What is it about beauteous “English” kids? They’re tousled and effortless and called Rose, or Molly, or “a name below stairs” as my friend Charlie calls them. And they’re all angles and freckles and summers in Cornwall and Devon. Gorgeous.
Anyhow, this wonderful multicultural mix of six-year-olds love being given a piece of matzah to munch on; they also love my rendition of Moses and Pharaoh. I do all the voices, including the burning bush and I even re-enact the experience of Jewish slavery by building a mini version of the pyramids (don’t ask).
My stroke of genius last year was equating the power of Moses, striking his staff on the floor of the imperial palace to bring about the plagues, with the character of Nanny McPhee banging her magic stick on the floor every time she needs to evoke magic to discipline her charges.
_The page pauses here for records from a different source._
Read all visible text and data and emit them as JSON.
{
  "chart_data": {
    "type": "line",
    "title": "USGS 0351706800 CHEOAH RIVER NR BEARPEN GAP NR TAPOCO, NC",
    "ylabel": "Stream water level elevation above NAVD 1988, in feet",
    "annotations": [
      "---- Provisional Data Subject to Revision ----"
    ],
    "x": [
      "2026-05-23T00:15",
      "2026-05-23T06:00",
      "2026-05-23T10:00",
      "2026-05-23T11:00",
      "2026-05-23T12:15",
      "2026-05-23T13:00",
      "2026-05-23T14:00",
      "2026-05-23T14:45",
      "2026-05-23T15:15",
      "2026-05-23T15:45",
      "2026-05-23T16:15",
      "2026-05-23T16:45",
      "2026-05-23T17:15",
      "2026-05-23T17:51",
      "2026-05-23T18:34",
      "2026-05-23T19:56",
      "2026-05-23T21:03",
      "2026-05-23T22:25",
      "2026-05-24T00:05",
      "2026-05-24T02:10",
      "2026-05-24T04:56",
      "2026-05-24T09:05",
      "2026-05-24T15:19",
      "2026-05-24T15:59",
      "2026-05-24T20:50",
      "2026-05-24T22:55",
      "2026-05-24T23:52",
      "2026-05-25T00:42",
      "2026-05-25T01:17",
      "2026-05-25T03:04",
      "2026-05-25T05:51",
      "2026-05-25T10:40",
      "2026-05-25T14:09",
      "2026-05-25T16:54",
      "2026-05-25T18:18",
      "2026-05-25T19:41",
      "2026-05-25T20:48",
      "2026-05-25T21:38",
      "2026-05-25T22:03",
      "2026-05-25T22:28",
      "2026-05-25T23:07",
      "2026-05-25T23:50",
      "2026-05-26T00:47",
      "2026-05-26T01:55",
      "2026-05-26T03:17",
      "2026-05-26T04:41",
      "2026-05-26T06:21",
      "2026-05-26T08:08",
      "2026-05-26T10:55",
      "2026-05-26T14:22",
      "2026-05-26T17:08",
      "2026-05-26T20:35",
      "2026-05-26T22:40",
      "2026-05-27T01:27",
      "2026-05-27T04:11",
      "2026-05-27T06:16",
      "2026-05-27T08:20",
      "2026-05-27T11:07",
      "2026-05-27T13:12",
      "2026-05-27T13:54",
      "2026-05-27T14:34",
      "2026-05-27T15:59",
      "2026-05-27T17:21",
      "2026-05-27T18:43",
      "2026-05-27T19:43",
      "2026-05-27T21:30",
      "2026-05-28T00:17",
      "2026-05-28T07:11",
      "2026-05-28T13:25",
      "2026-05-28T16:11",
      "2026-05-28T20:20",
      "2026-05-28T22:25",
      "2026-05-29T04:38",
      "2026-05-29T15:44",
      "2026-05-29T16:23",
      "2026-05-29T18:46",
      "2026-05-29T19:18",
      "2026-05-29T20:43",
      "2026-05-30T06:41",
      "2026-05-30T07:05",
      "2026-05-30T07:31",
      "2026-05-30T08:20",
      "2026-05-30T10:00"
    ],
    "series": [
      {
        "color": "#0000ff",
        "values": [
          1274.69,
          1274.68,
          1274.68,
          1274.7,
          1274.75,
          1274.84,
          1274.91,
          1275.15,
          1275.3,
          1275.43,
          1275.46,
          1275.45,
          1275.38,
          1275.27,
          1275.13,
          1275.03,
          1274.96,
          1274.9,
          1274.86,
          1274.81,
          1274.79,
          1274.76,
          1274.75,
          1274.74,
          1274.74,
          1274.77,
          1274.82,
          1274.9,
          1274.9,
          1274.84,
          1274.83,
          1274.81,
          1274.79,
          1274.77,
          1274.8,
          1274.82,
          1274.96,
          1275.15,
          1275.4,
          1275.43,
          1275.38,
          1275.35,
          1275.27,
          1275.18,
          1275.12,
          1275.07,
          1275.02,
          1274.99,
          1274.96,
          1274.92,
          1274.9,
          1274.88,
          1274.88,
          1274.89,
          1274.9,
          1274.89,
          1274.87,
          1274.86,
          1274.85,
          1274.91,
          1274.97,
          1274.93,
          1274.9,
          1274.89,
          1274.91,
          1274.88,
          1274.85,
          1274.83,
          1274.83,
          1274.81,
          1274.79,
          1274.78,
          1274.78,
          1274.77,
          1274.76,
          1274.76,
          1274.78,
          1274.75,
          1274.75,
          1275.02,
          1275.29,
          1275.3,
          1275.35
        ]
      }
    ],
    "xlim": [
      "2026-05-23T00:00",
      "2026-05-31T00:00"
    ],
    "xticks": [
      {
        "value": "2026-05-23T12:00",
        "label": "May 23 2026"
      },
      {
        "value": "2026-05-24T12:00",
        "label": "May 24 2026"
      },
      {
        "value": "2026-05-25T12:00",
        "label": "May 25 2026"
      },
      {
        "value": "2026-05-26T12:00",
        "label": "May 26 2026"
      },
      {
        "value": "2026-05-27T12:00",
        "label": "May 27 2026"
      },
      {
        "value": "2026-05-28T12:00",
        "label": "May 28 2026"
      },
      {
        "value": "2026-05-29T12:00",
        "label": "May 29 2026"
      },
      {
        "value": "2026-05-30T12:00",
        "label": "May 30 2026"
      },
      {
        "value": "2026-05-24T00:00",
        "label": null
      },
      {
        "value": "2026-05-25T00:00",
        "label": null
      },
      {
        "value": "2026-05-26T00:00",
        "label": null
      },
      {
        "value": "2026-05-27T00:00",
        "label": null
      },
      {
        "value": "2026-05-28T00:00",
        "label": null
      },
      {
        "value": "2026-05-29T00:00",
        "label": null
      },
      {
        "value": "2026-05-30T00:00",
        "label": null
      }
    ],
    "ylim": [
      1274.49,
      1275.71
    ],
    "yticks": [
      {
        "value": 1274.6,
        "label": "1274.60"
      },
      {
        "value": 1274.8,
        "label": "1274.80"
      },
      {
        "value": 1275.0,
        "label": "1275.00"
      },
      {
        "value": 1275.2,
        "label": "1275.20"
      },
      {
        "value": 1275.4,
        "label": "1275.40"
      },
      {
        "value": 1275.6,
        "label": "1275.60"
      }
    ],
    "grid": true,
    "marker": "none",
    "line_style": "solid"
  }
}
I do all the voices, even the burning bush
How would Nanny McPhee have coped with the golden calf incident, which has to be the ultimate example of bad behaviour by the children. Talmudic discussion anyone? You drag them out of slavery, you perform signs and wonders, you split the Red Sea, provide manna from heaven and you even go so far as to offer them a contract from the Lord, a mission statement and the promise of a homeland of their own.
How do they repay you, as you schlep up the mountain to receive the heavy stone tablets, then have to schlep them down? What do your newly freed children do? They build a giant golden calf in the middle of the desert and start worshipping it.
Nanny McPhee would have sent them all to bed for a week with no supper and given them some nasty medicine to be taken on the hour, every hour. Moses was more lenient. He forgave them and led them to the land of Milk and Honey.
This Pesach week, I too felt that I was led to the land of milk and honey when given a sneaky peek of the new JW3 Cultural Centre that is being built on the Finchley Road in London. What a beautiful building! What vision this new cultural home will offer the capital’s Jews. World-class speakers, cutting-edge events, and good food. Plus yoga, a crèche, a screening room, and a dance studio. Young and old will hopefully flock there. It will single-handedly change the singles’ scene in London. This could be the very thing to keep disenfranchised youngsters affiliated.
If JW3 lives up to the dream, then, who knows, we could all be having a big communal Seder there in 2014. I’ll bring the pyramids.